An Adult ball python laid seven eggs at St. Louis Zoo reported Zoo management in a statement on Tuesday.  The problem? That python was 62 years old and way past its prime.

The statement further read, “that might not sound too thrilling to some, but to our Herpetarium staff, it was. This particular female snake is over 50 years old (the oldest snake documented in a Zoo) and has not been with a male in over 15 years!’

As the St. Louis Zoo explained, this is an unusual case because a python female stops reproducing before 60. In this case, the snake is over 60. Moreover, it had not been near to a male for the last two decade

This news triggered many questions in the minds of the people. Some said if the female ball python had not been near a male for the last two decades, how were the eggs fertilized?

The Zoo manager for herpetology, Mark Wanner, said that the snakes could reproduce sexually and asexually. But, asexual reproduction in ball-pythons is unusual and is more common in Komodo dragons and some rattlesnakes.

He continued that the snakes can sometimes store the sperm for delayed fertilization, which might have happened in this case. 

“It is unusual but not rare for ball pythons to reproduce asexually, and” the snakes also sometimes store sperm for delayed fertilization,” said Mark. 

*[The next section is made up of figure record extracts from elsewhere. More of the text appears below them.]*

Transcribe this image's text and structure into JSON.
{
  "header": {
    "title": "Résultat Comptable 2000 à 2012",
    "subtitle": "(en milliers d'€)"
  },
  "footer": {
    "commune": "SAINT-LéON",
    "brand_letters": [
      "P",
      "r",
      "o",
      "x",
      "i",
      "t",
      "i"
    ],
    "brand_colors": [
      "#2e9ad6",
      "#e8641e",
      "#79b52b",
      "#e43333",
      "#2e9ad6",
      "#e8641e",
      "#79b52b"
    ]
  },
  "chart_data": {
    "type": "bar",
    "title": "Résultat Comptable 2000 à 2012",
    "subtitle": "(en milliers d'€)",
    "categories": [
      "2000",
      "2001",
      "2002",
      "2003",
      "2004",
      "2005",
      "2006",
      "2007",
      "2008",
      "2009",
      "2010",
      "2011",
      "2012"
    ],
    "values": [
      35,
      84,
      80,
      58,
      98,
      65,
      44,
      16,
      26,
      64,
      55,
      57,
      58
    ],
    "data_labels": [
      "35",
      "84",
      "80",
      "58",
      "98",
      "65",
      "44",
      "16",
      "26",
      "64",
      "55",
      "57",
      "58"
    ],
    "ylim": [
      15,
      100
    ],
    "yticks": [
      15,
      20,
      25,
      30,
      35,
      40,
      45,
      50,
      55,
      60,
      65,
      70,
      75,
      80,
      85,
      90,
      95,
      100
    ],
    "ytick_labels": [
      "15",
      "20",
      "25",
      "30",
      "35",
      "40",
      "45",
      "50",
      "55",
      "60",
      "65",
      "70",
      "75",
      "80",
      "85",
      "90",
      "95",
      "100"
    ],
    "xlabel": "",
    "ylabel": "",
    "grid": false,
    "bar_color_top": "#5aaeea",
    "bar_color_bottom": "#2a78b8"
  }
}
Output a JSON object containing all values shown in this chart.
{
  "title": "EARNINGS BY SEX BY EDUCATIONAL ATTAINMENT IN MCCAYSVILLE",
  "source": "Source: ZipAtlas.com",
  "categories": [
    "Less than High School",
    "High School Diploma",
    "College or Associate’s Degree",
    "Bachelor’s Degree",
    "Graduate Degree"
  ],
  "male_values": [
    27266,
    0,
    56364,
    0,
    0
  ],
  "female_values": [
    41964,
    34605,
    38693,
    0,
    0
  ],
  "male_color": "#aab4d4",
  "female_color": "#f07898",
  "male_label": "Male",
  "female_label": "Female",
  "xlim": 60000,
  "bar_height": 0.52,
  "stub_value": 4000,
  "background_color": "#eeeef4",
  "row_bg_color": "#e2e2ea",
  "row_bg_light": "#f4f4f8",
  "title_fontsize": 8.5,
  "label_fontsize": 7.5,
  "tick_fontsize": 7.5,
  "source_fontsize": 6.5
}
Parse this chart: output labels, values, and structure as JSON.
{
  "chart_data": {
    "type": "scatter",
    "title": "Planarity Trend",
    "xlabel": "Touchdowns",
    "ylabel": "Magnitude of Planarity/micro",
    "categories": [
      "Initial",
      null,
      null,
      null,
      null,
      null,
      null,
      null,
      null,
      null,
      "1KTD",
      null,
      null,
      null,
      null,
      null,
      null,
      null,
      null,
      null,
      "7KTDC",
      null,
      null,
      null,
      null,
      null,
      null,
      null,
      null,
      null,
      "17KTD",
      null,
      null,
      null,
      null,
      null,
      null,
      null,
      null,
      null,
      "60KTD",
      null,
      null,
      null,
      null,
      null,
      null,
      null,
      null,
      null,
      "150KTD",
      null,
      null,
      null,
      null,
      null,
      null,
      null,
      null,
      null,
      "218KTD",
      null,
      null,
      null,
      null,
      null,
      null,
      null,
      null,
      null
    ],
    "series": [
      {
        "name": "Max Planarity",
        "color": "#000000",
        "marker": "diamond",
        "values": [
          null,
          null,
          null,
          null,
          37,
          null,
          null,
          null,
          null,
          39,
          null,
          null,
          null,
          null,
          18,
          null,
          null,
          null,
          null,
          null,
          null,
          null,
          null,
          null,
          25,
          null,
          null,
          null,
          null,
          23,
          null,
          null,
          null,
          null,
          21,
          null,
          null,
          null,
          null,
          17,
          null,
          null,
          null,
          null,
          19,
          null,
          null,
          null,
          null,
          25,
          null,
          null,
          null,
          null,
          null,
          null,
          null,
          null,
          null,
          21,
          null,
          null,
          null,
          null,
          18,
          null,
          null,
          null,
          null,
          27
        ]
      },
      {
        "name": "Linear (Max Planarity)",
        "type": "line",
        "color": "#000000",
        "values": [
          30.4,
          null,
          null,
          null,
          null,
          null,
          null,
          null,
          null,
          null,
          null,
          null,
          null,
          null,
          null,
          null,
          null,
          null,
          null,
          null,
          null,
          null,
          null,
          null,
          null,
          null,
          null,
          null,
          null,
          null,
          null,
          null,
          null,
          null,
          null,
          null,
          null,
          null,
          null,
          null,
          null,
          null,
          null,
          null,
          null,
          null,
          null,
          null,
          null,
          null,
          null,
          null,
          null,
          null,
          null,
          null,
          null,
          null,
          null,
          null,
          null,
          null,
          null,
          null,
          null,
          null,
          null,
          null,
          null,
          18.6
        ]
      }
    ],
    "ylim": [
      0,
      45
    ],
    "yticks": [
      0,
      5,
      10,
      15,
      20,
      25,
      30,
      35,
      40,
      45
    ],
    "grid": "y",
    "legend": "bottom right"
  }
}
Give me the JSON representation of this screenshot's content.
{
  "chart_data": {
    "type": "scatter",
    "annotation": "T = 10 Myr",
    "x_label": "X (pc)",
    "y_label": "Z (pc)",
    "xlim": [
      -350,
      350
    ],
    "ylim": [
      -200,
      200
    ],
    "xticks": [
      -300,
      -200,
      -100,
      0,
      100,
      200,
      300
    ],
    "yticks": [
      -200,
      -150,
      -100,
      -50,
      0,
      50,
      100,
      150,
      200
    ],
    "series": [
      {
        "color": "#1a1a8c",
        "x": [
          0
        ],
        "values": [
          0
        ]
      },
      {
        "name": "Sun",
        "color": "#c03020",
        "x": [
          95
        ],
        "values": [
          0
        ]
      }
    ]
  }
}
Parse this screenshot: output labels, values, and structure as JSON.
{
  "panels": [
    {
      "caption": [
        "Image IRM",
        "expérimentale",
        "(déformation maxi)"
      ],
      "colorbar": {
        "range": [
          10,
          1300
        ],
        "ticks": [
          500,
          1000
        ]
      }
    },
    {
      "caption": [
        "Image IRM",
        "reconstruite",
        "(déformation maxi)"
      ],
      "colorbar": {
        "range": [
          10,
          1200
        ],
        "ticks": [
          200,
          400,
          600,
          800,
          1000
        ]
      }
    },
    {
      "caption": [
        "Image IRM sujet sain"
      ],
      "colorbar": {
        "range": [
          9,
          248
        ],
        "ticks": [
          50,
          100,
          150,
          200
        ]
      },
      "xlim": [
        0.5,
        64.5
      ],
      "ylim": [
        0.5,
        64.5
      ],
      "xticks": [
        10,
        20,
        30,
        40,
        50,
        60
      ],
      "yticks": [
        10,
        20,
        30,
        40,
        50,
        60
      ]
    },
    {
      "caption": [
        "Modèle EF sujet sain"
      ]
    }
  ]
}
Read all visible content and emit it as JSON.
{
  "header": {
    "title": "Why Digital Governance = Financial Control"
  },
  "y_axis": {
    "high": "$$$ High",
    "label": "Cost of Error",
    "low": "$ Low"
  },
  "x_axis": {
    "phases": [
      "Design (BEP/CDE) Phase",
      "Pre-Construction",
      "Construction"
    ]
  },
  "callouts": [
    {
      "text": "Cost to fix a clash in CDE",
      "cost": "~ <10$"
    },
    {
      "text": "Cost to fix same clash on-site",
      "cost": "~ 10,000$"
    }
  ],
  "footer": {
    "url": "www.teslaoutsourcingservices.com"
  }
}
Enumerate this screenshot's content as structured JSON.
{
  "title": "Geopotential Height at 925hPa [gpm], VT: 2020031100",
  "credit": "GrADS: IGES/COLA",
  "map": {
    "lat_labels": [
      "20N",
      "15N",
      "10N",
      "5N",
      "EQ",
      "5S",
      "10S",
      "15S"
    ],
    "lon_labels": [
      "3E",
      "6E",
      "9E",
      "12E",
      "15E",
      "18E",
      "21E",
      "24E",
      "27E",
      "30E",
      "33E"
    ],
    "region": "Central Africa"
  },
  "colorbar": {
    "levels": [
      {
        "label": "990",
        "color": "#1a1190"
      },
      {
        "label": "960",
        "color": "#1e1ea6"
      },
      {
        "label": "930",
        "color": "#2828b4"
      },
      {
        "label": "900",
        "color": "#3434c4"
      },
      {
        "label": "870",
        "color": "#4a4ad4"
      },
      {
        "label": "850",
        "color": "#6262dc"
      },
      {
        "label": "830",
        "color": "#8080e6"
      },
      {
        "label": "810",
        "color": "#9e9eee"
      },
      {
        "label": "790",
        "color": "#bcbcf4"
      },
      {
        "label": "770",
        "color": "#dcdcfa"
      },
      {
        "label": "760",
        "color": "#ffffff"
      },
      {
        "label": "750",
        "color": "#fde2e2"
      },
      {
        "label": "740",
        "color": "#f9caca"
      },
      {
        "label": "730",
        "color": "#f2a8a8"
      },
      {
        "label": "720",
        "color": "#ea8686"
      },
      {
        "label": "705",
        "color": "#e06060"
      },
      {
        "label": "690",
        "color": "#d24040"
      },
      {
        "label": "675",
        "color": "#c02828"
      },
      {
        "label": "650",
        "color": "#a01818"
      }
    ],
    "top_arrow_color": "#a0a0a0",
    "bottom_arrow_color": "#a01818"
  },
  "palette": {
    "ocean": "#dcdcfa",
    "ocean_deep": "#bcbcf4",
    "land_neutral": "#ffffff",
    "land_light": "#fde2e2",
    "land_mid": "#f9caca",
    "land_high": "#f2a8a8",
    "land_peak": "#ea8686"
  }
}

adult ball python of the albino type curled up hiding its head
The adult ball python laid eggs on July 23. Out of the seven eggs, three are in the incubator. Two were separated for genetic testing to learn the reasons for this unusual reproduction. Whereas the reaming two could not survive.  

‘Without genetic testing, Zoo staff won’t know if this ball python reproduced sexually or asexually, but they intend to find out,’ reads the statement.

‘As the keepers continue to incubate the eggs, they will be sending off samples for genetic testing.’

Currently, there are two ball pythons in the St.Loise Zoo. One is this female. The other is a 32-year old male. But, the male is in a separate compartment of the herpetarium. 

The female has been at the Zoo for more than 50 years now. It came to the Zoo in 1961 from a private owner. At that time, she was 3-year old. She is currently 62, and the oldest snake we know of in history,’ said Mark, the Zoo manager.